Musical Interlude: Deep Forest

There was a lot of great pop music in the early 1990s. "Sweet Lullaby" by Deep Forest is definitely one of numerous high-points from back in the day:

I've had a fascination with electronic music for a long while - probably as long as I've been aware of music (meaning we have to go back to the 1970s). One form I came to really groove on was ambient music, when by a happy accident I heard some of Brian Eno's mid-1970s experimentation with the form on a late night radio talk show. Needless to say, throughout the mid-to-late1980s, I'd try to pick up as much vinyl (and later CDs) by Eno and his numerous collaborators as I could. Eno's 1978 album Music For Airports is arguably the classic in terms of early ambient, and is the ultimate in chillout music. Although the form sort of stagnated during much of the 1980s, a new generation of recording artists, as well as the occasional odd musicologist, were studying 1970s and early 1980s ambient and would bring the form back in a big way in the 1990s.

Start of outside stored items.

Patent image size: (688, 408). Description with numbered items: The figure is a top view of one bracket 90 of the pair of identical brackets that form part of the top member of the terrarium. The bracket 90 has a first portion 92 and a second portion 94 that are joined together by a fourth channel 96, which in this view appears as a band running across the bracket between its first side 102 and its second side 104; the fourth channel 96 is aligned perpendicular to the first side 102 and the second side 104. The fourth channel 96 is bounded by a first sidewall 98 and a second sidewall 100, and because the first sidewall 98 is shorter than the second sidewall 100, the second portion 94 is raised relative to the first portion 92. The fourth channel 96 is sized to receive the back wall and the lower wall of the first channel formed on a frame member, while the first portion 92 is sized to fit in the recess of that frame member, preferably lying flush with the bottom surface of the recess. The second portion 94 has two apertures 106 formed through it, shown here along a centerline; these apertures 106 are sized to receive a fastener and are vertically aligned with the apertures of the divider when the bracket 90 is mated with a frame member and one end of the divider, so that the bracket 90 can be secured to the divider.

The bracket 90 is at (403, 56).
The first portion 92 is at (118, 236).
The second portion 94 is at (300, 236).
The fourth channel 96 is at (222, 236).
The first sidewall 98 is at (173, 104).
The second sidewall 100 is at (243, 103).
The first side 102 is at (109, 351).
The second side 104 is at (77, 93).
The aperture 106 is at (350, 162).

Deep Forest's eponymous first album deserves mention in this regard. In a way, it wasn't like what they were doing was entirely novel. The development of so-called "fourth world" music had already been pioneered by Eno, Jon Hassell, and to a degree David Byrne. Fourth world recordings from around 1980 fused found sounds (or what we'd now call samples), traditional instrumentation representing the entire globe, and electronic wizardry. When I listen to Deep Forest's work, I hear the influence of such seminal albums as Eno & Hassell's Fourth World: Possible Musics Vol. 1 and Eno & Byrne's My Life in the Bush of Ghosts. By the 1990s, Deep Forest would be updating the sound with digital synths, dance beats influenced by the numerous incarnations of house music, in addition to samples of traditional songs and chants of the Pygmies from field recordings. Like any good fourth world recording, there was just the right blend of ancient and contemporary, and a reverence for the cultures from whom the artists were borrowing. Deep Forest's tracks range from quite danceable (such as the title track) to ideal chillout music for tired ravers (such as "Sweet Lullaby"). The music holds up quite nicely roughly 17 years later.